Anya, still a year away from her American Ph.D., had secured one of those rare visas set aside for Nobel Prize winners and other “aliens of extraordinary ability.” It is the creme de la crème sub-category within the EB-1 (employment based) segment of the immigration categories; it is not to be confused with the other subcategories within EB-1 (“outstanding professors and researchers” and “multinational manager or executive”) or the lesser EB-2 preference for “aliens of exceptional ability.” Of the more than one million green cards issued in 2015, only 4,351 were in her sub-category, sometimes known as EB-1A.
I told her that I was in the immigration field and had never met an “extraordinary ability” person before, and she said that she had not either.
In response to another question she said that she “kept applying for things that I thought I qualified for” and held her thumb and her finger about two inches apart to indicate all the documents she had filed in support of her EB-1 visa.

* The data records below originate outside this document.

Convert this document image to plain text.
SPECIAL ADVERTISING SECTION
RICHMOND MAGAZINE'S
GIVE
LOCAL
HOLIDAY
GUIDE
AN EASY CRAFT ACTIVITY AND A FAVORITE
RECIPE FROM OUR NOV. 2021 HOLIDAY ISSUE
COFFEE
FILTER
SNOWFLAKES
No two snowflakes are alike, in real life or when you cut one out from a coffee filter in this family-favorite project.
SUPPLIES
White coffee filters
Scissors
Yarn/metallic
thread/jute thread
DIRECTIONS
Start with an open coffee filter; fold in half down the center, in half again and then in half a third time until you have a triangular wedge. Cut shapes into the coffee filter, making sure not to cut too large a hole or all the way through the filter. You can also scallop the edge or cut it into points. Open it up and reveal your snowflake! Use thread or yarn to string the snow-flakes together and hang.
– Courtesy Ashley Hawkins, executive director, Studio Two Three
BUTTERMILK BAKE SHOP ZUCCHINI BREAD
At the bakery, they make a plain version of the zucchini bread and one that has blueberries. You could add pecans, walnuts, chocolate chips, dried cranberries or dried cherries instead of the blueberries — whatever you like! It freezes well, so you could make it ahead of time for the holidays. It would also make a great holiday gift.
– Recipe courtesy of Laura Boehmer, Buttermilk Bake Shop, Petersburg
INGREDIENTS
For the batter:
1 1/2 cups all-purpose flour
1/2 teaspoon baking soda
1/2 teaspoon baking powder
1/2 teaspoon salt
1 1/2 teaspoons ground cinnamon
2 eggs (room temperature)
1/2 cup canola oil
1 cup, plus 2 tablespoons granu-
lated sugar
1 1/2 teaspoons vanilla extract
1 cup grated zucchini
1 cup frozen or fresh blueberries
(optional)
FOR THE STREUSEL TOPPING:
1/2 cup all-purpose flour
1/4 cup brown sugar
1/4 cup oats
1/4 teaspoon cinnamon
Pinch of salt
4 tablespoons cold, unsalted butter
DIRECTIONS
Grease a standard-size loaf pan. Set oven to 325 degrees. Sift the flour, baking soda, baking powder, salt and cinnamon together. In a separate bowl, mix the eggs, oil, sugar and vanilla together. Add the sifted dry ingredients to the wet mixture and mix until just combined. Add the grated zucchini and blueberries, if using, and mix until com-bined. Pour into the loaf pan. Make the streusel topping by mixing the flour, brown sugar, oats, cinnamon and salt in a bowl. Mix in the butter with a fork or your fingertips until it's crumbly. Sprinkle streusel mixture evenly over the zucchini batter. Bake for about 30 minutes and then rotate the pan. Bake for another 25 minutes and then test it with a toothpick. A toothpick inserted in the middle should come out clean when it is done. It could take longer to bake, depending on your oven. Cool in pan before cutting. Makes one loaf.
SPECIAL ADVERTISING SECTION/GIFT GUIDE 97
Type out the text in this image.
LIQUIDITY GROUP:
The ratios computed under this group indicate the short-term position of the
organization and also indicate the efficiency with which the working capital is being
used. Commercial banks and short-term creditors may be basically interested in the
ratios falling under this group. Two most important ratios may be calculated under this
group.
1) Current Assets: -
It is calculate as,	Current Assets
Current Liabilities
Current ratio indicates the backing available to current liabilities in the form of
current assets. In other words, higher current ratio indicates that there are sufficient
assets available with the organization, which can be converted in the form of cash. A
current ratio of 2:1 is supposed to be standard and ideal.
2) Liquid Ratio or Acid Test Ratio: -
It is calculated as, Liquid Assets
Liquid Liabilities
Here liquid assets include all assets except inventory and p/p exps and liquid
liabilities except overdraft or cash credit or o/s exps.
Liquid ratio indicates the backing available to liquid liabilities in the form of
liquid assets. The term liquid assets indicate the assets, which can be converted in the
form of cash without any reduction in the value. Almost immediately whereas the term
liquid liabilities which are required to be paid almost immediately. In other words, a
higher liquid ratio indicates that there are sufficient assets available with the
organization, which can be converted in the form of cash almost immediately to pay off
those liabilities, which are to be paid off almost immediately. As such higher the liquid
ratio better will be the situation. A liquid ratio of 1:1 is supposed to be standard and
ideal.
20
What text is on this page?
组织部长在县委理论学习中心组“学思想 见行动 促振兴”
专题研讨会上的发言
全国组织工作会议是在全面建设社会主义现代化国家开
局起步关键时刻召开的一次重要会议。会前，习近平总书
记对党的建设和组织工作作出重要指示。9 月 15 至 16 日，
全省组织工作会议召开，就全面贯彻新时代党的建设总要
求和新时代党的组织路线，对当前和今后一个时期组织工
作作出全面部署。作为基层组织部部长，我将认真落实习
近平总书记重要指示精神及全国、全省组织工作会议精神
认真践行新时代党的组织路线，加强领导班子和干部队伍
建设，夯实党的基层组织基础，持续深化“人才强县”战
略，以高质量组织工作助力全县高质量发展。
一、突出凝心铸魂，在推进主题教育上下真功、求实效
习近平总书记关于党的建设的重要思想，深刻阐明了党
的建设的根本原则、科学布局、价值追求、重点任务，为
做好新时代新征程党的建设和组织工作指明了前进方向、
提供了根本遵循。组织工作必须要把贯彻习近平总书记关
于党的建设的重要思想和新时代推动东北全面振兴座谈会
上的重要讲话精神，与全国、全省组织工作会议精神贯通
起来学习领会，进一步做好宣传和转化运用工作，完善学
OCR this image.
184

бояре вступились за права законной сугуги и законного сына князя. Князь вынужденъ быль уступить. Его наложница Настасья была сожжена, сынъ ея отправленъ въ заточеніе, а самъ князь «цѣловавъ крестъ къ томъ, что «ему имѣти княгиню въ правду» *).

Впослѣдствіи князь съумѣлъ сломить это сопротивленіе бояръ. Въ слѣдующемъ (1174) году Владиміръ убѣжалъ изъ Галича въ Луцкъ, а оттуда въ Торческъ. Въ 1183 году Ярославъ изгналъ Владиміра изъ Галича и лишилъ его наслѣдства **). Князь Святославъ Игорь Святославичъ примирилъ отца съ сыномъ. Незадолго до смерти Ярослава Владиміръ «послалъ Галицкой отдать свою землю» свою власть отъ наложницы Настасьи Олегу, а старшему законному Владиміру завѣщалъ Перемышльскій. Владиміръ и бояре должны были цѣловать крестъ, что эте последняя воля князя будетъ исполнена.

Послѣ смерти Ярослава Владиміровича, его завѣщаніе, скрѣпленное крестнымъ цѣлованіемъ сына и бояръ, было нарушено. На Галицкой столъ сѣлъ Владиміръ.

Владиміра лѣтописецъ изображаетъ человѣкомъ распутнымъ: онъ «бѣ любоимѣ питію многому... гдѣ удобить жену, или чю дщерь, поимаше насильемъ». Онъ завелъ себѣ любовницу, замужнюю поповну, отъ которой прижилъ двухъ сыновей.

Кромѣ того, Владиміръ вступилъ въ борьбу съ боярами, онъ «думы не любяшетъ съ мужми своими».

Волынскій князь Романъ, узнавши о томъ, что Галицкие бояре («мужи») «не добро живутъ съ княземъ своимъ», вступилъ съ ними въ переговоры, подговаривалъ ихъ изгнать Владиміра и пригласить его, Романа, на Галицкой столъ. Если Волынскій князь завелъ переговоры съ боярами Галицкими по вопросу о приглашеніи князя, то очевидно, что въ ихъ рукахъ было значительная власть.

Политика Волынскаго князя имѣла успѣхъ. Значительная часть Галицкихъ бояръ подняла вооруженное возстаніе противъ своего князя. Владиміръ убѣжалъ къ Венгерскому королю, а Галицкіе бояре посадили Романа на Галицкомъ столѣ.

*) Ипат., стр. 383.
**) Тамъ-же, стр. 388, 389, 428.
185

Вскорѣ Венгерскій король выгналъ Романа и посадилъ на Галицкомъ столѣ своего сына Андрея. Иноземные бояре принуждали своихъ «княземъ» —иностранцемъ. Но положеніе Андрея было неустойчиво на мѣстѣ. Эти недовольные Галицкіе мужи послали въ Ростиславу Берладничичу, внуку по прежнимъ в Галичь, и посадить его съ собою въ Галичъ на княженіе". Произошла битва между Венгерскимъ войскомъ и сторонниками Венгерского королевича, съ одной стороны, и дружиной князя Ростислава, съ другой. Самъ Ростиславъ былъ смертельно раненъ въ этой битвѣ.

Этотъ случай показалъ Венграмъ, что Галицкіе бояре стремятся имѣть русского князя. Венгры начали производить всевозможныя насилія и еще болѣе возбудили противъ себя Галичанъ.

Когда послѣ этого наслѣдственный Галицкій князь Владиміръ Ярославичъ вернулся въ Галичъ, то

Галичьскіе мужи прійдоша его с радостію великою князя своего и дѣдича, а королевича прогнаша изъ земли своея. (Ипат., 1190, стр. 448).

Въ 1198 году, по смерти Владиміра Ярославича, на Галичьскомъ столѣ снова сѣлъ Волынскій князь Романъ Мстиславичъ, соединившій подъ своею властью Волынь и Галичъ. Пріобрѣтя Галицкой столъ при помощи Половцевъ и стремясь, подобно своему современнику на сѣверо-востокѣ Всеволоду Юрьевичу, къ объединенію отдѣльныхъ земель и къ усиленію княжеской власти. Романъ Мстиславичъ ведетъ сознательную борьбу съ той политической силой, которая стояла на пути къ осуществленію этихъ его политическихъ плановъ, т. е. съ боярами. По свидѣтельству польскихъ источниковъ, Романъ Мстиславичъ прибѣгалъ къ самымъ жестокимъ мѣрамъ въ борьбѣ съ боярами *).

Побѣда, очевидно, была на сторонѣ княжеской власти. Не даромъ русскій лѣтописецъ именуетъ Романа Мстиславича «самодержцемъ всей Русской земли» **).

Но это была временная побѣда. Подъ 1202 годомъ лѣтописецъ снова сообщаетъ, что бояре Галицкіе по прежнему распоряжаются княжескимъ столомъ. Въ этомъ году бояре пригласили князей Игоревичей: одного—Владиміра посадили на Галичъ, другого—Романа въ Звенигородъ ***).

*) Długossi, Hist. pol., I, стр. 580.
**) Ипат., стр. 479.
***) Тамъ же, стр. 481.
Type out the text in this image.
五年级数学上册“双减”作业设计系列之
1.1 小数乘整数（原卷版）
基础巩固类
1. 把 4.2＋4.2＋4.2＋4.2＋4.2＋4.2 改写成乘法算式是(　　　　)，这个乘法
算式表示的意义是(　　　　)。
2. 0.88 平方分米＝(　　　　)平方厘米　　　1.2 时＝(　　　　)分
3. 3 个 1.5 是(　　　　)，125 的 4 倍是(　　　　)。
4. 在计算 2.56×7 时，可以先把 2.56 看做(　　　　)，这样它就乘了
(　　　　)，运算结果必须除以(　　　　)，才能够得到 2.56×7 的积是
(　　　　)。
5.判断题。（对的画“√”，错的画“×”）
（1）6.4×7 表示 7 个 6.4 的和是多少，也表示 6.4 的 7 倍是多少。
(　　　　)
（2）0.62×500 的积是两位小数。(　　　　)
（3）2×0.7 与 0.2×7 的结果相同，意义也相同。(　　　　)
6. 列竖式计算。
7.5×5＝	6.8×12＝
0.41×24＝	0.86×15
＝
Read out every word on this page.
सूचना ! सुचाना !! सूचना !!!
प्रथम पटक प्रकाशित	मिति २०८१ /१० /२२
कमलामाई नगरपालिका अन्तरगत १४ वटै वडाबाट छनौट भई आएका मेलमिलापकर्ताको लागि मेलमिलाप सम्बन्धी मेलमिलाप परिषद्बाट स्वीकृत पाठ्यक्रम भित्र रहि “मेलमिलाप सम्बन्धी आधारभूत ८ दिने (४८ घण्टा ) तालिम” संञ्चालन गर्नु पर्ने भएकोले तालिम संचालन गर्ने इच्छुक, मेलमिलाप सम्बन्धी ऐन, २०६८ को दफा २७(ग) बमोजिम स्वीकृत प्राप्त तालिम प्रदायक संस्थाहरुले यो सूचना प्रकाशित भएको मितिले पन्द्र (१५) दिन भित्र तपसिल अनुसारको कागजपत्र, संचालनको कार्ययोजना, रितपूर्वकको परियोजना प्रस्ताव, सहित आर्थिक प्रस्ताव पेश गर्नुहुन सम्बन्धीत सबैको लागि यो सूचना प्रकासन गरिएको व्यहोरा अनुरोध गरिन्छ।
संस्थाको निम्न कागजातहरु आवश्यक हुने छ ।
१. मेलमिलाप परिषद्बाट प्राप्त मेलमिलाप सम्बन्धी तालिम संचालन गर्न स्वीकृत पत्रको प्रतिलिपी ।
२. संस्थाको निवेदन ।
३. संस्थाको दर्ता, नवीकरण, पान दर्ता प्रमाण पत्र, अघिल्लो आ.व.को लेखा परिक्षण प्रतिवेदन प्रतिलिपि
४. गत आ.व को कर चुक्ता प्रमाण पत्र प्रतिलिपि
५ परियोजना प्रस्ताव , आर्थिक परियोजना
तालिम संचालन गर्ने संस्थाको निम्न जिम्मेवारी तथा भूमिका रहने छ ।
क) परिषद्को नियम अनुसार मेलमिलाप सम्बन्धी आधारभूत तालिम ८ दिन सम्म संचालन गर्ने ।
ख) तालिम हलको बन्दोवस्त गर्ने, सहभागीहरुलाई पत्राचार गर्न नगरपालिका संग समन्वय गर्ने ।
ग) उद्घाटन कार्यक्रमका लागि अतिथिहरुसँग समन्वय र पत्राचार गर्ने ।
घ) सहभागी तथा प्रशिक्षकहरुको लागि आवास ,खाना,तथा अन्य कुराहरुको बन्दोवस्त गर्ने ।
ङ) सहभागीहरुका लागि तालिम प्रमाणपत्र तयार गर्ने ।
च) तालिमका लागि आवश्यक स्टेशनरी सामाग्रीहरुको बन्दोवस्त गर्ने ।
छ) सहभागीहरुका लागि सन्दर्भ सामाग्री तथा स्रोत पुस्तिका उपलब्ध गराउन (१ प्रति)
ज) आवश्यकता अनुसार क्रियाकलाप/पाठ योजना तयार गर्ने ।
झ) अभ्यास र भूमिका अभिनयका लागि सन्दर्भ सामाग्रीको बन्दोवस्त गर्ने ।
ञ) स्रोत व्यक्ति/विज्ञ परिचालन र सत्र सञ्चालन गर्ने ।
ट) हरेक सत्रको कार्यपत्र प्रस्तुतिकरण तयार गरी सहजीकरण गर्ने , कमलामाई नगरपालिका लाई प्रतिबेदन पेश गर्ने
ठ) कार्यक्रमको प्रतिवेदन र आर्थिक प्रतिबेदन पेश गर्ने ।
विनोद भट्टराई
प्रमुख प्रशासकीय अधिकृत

Anya’s income tax question related to the murky ways that universities sometimes handle the tax details regarding fellowships, which she, following a question of mine, and using a cell phone, solved for herself while still at the table.
Among Anya’s immigration distinctions: only one out of 250 to 300 immigrants a year arrives or adjusts with a principal EB-1 visa; she is entering alone, not bringing along a bunch of others with her; she is completely outside of the chain migration business – no family member or employer filed for her; and she is totally self-supporting. The solemn grey lady on what I still think of as Bedloe’s Island in New York Harbor would have smiled when Anya arrived, except she came on a jet plane.
Anya, it should be noted, is noteworthy because she is not the typical immigrant, but there are some people like here in the million that arrive or adjust annually.